Keratoconus Facts & Statistics

Keratoconus was historically estimated to affect roughly 1 in 2,000 people. However, modern corneal tomography screening has revealed the condition is far more common. A 2017 meta-analysis published in Acta Ophthalmologica estimated a prevalence of approximately 1 in 375 people worldwide. The condition is more frequently diagnosed in populations of South Asian, Middle Eastern, and Hispanic descent. Because early-stage keratoconus often goes undetected with standard eye exams, many cases remain undiagnosed until the cornea has already changed shape significantly.

Keratoconus usually begins during puberty or early adulthood, most often between the ages of 10 and 25. The condition tends to progress for 10 to 20 years before the corneal shape stabilizes. Younger patients at diagnosis are more likely to experience faster progression, making early detection and intervention especially important. Pediatric cases diagnosed before age 15 often represent the most aggressive form of the disease.

The exact cause of keratoconus is not fully understood, but research points to a combination of genetic susceptibility and environmental triggers. Chronic eye rubbing is consistently identified as one of the strongest modifiable risk factors. Atopic conditions such as asthma, eczema, and allergic conjunctivitis are associated with higher keratoconus rates—likely because they increase the tendency to rub the eyes. Studies report that 15% to 67% of keratoconus patients have a first-degree relative with the condition, suggesting a significant hereditary component. Sleep position (face-down sleeping) and floppy eyelid syndrome have also been linked to keratoconus development.

Treatment depends on the stage of the disease. In early stages, glasses or soft contact lenses may still provide adequate vision. As the cornea becomes more irregular, rigid gas permeable (RGP) lenses or scleral lenses are used to create a smooth optical surface over the cone. Scleral lenses vault over the entire cornea and rest on the sclera (white of the eye), making them the most effective non-surgical option for moderate to advanced keratoconus. Approximately 90% of keratoconus patients who are fitted with scleral lenses achieve functional vision and avoid the need for corneal transplant surgery. Corneal cross-linking (CXL), an FDA-approved procedure since 2016, can slow or halt progression by strengthening the collagen bonds within the cornea.

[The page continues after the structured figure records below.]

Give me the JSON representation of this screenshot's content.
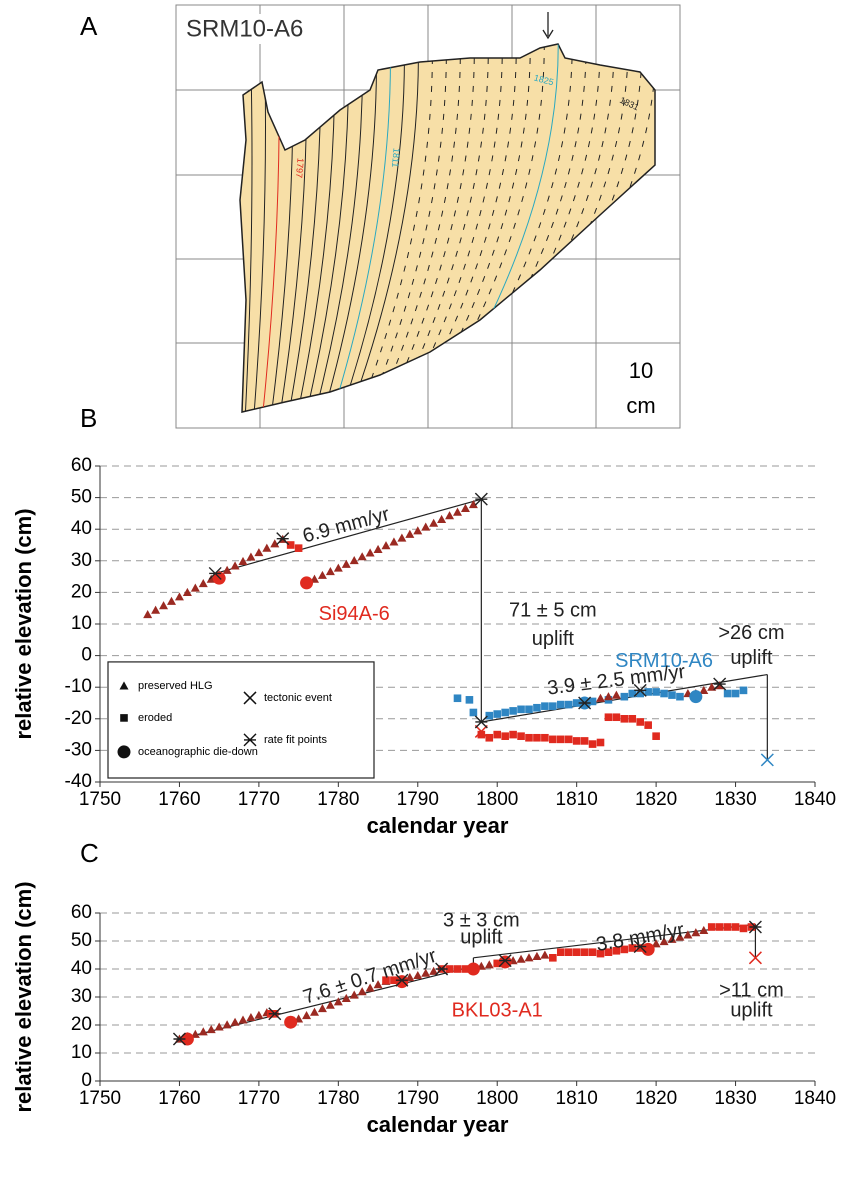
{
  "panel_a": {
    "label": "A",
    "title": "SRM10-A6",
    "scale": [
      "10",
      "cm"
    ],
    "year_labels": [
      "1797",
      "1811",
      "1825",
      "1831"
    ]
  },
  "chart_data": [
    {
      "type": "scatter",
      "panel": "B",
      "xlabel": "calendar year",
      "ylabel": "relative elevation (cm)",
      "xlim": [
        1750,
        1840
      ],
      "xticks": [
        1750,
        1760,
        1770,
        1780,
        1790,
        1800,
        1810,
        1820,
        1830,
        1840
      ],
      "ylim": [
        -40,
        60
      ],
      "yticks": [
        -40,
        -30,
        -20,
        -10,
        0,
        10,
        20,
        30,
        40,
        50,
        60
      ],
      "grid": true,
      "legend_position": "lower left",
      "legend": [
        {
          "label": "preserved HLG",
          "marker": "triangle"
        },
        {
          "label": "eroded",
          "marker": "square"
        },
        {
          "label": "oceanographic die-down",
          "marker": "circle"
        },
        {
          "label": "tectonic event",
          "marker": "x"
        },
        {
          "label": "rate fit points",
          "marker": "asterisk"
        }
      ],
      "series": [
        {
          "marker": "triangle",
          "color": "#9b2a22",
          "x": [
            1756,
            1757,
            1758,
            1759,
            1760,
            1761,
            1762,
            1763,
            1764,
            1765,
            1766,
            1767,
            1768,
            1769,
            1770,
            1771,
            1772,
            1773,
            1777,
            1778,
            1779,
            1780,
            1781,
            1782,
            1783,
            1784,
            1785,
            1786,
            1787,
            1788,
            1789,
            1790,
            1791,
            1792,
            1793,
            1794,
            1795,
            1796,
            1797
          ],
          "values": [
            13,
            14.4,
            15.8,
            17.2,
            18.6,
            20,
            21.4,
            22.8,
            24.2,
            25.6,
            27,
            28.4,
            29.8,
            31.2,
            32.6,
            34,
            35.4,
            36.8,
            24.2,
            25.4,
            26.6,
            27.7,
            28.9,
            30.1,
            31.3,
            32.5,
            33.6,
            34.8,
            36,
            37.2,
            38.4,
            39.5,
            40.7,
            41.9,
            43.1,
            44.3,
            45.4,
            46.6,
            47.8
          ]
        },
        {
          "marker": "square",
          "color": "#e02a1f",
          "x": [
            1774,
            1775,
            1798,
            1799,
            1800,
            1801,
            1802,
            1803,
            1804,
            1805,
            1806,
            1807,
            1808,
            1809,
            1810,
            1811,
            1812,
            1813,
            1814,
            1815,
            1816,
            1817,
            1818,
            1819,
            1820
          ],
          "values": [
            35,
            34,
            -25,
            -26,
            -25,
            -25.5,
            -25,
            -25.5,
            -26,
            -26,
            -26,
            -26.5,
            -26.5,
            -26.5,
            -27,
            -27,
            -28,
            -27.5,
            -19.5,
            -19.5,
            -20,
            -20,
            -21,
            -22,
            -25.5
          ]
        },
        {
          "marker": "circle",
          "color": "#e02a1f",
          "x": [
            1765,
            1776
          ],
          "values": [
            24.5,
            23
          ]
        },
        {
          "marker": "asterisk",
          "color": "#222222",
          "x": [
            1764.5,
            1773,
            1798
          ],
          "values": [
            26,
            37,
            49.5
          ]
        },
        {
          "marker": "x",
          "color": "#e02a1f",
          "x": [
            1798
          ],
          "values": [
            -24
          ]
        },
        {
          "marker": "square",
          "color": "#2f86c3",
          "x": [
            1795,
            1796.5,
            1797,
            1799,
            1800,
            1801,
            1802,
            1803,
            1804,
            1805,
            1806,
            1807,
            1808,
            1809,
            1810,
            1812,
            1814,
            1816,
            1817,
            1818,
            1819,
            1820,
            1821,
            1822,
            1823,
            1829,
            1830,
            1831
          ],
          "values": [
            -13.5,
            -14,
            -18,
            -19,
            -18.5,
            -18,
            -17.5,
            -17,
            -17,
            -16.5,
            -16,
            -16,
            -15.5,
            -15.5,
            -15,
            -14.5,
            -14,
            -13,
            -12,
            -12,
            -11.5,
            -11.5,
            -12,
            -12.5,
            -13,
            -12,
            -12,
            -11
          ]
        },
        {
          "marker": "triangle",
          "color": "#9b2a22",
          "x": [
            1813,
            1814,
            1815,
            1824,
            1825,
            1826,
            1827,
            1828
          ],
          "values": [
            -13.5,
            -13,
            -12.5,
            -12,
            -12,
            -11,
            -10,
            -9.5
          ]
        },
        {
          "marker": "circle",
          "color": "#2f86c3",
          "x": [
            1811,
            1825
          ],
          "values": [
            -15,
            -13
          ]
        },
        {
          "marker": "asterisk",
          "color": "#222222",
          "x": [
            1798,
            1811,
            1818,
            1828
          ],
          "values": [
            -21,
            -15,
            -11,
            -9
          ]
        },
        {
          "marker": "x",
          "color": "#2f86c3",
          "x": [
            1834
          ],
          "values": [
            -33
          ]
        }
      ],
      "lines": [
        {
          "x": [
            1764.5,
            1798
          ],
          "y": [
            26,
            49.5
          ]
        },
        {
          "x": [
            1798,
            1798
          ],
          "y": [
            49.5,
            -21
          ]
        },
        {
          "x": [
            1798,
            1834
          ],
          "y": [
            -21,
            -6
          ]
        },
        {
          "x": [
            1834,
            1834
          ],
          "y": [
            -6,
            -33
          ]
        }
      ],
      "annotations": [
        {
          "text": "6.9 mm/yr"
        },
        {
          "text": "71 ± 5 cm"
        },
        {
          "text": "uplift"
        },
        {
          "text": "SRM10-A6",
          "color": "#2f86c3"
        },
        {
          "text": "3.9 ± 2.5 mm/yr"
        },
        {
          "text": ">26 cm"
        },
        {
          "text": "uplift"
        },
        {
          "text": "Si94A-6",
          "color": "#e02a1f"
        }
      ]
    },
    {
      "type": "scatter",
      "panel": "C",
      "xlabel": "calendar year",
      "ylabel": "relative elevation (cm)",
      "xlim": [
        1750,
        1840
      ],
      "xticks": [
        1750,
        1760,
        1770,
        1780,
        1790,
        1800,
        1810,
        1820,
        1830,
        1840
      ],
      "ylim": [
        0,
        60
      ],
      "yticks": [
        0,
        10,
        20,
        30,
        40,
        50,
        60
      ],
      "grid": true,
      "series": [
        {
          "marker": "triangle",
          "color": "#9b2a22",
          "x": [
            1760,
            1761,
            1762,
            1763,
            1764,
            1765,
            1766,
            1767,
            1768,
            1769,
            1770,
            1771,
            1775,
            1776,
            1777,
            1778,
            1779,
            1780,
            1781,
            1782,
            1783,
            1784,
            1785,
            1786,
            1789,
            1790,
            1791,
            1792,
            1798,
            1799,
            1802,
            1803,
            1804,
            1805,
            1806,
            1820,
            1821,
            1822,
            1823,
            1824,
            1825,
            1826
          ],
          "values": [
            15,
            15.9,
            16.7,
            17.6,
            18.4,
            19.3,
            20.1,
            21,
            21.8,
            22.7,
            23.5,
            24.4,
            22.2,
            23.4,
            24.6,
            25.9,
            27.1,
            28.3,
            29.5,
            30.7,
            31.9,
            33.2,
            34.4,
            35.6,
            37,
            37.7,
            38.5,
            39.2,
            41,
            41.5,
            43,
            43.5,
            44,
            44.5,
            45,
            49,
            49.8,
            50.6,
            51.4,
            52.2,
            53,
            53.8
          ]
        },
        {
          "marker": "square",
          "color": "#e02a1f",
          "x": [
            1771.5,
            1772,
            1786,
            1787,
            1788,
            1793,
            1794,
            1795,
            1796,
            1797,
            1800,
            1801,
            1807,
            1808,
            1809,
            1810,
            1811,
            1812,
            1813,
            1814,
            1815,
            1816,
            1817,
            1818,
            1827,
            1828,
            1829,
            1830,
            1831,
            1832
          ],
          "values": [
            24,
            24,
            36,
            36,
            36,
            40,
            40,
            40,
            40,
            40,
            42,
            43,
            44,
            46,
            46,
            46,
            46,
            46,
            45.5,
            46,
            46.5,
            47,
            47.5,
            47.5,
            55,
            55,
            55,
            55,
            54.5,
            55
          ]
        },
        {
          "marker": "circle",
          "color": "#e02a1f",
          "x": [
            1761,
            1774,
            1788,
            1797,
            1801,
            1819
          ],
          "values": [
            15,
            21,
            35.5,
            40,
            42.5,
            47
          ]
        },
        {
          "marker": "asterisk",
          "color": "#222222",
          "x": [
            1760,
            1772,
            1788,
            1793,
            1801,
            1818,
            1832.5
          ],
          "values": [
            15,
            24,
            36,
            40,
            43,
            48,
            55
          ]
        },
        {
          "marker": "x",
          "color": "#e02a1f",
          "x": [
            1832.5
          ],
          "values": [
            44
          ]
        }
      ],
      "lines": [
        {
          "x": [
            1760,
            1797
          ],
          "y": [
            15,
            41
          ]
        },
        {
          "x": [
            1797,
            1797
          ],
          "y": [
            41,
            44
          ]
        },
        {
          "x": [
            1797,
            1832.5
          ],
          "y": [
            44,
            56
          ]
        },
        {
          "x": [
            1832.5,
            1832.5
          ],
          "y": [
            56,
            44
          ]
        }
      ],
      "annotations": [
        {
          "text": "3 ± 3 cm"
        },
        {
          "text": "uplift"
        },
        {
          "text": "7.6 ± 0.7 mm/yr"
        },
        {
          "text": "3.8 mm/yr"
        },
        {
          "text": ">11 cm"
        },
        {
          "text": "uplift"
        },
        {
          "text": "BKL03-A1",
          "color": "#e02a1f"
        }
      ]
    }
  ]
}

Between 10% and 20% of keratoconus patients eventually require corneal transplant surgery (penetrating keratoplasty or deep anterior lamellar keratoplasty). The rate of transplant has decreased over the past two decades due to advances in specialty contact lens design and the availability of corneal cross-linking. Corneal transplant for keratoconus has a high success rate—over 90% graft survival at 10 years—but the procedure requires prolonged recovery (12 to 18 months) and lifelong follow-up to monitor for graft rejection.

Yes. Keratoconus is a progressive condition, meaning the cornea continues to thin and steepen over time without intervention. Progression is typically fastest in the teenage years and twenties, and usually stabilizes naturally by the mid-30s to 40s. However, the degree and rate of progression vary significantly between individuals. Serial corneal topography (mapping) every 6 to 12 months is the standard method for monitoring progression. Corneal cross-linking can be performed when progression is documented to prevent further corneal weakening.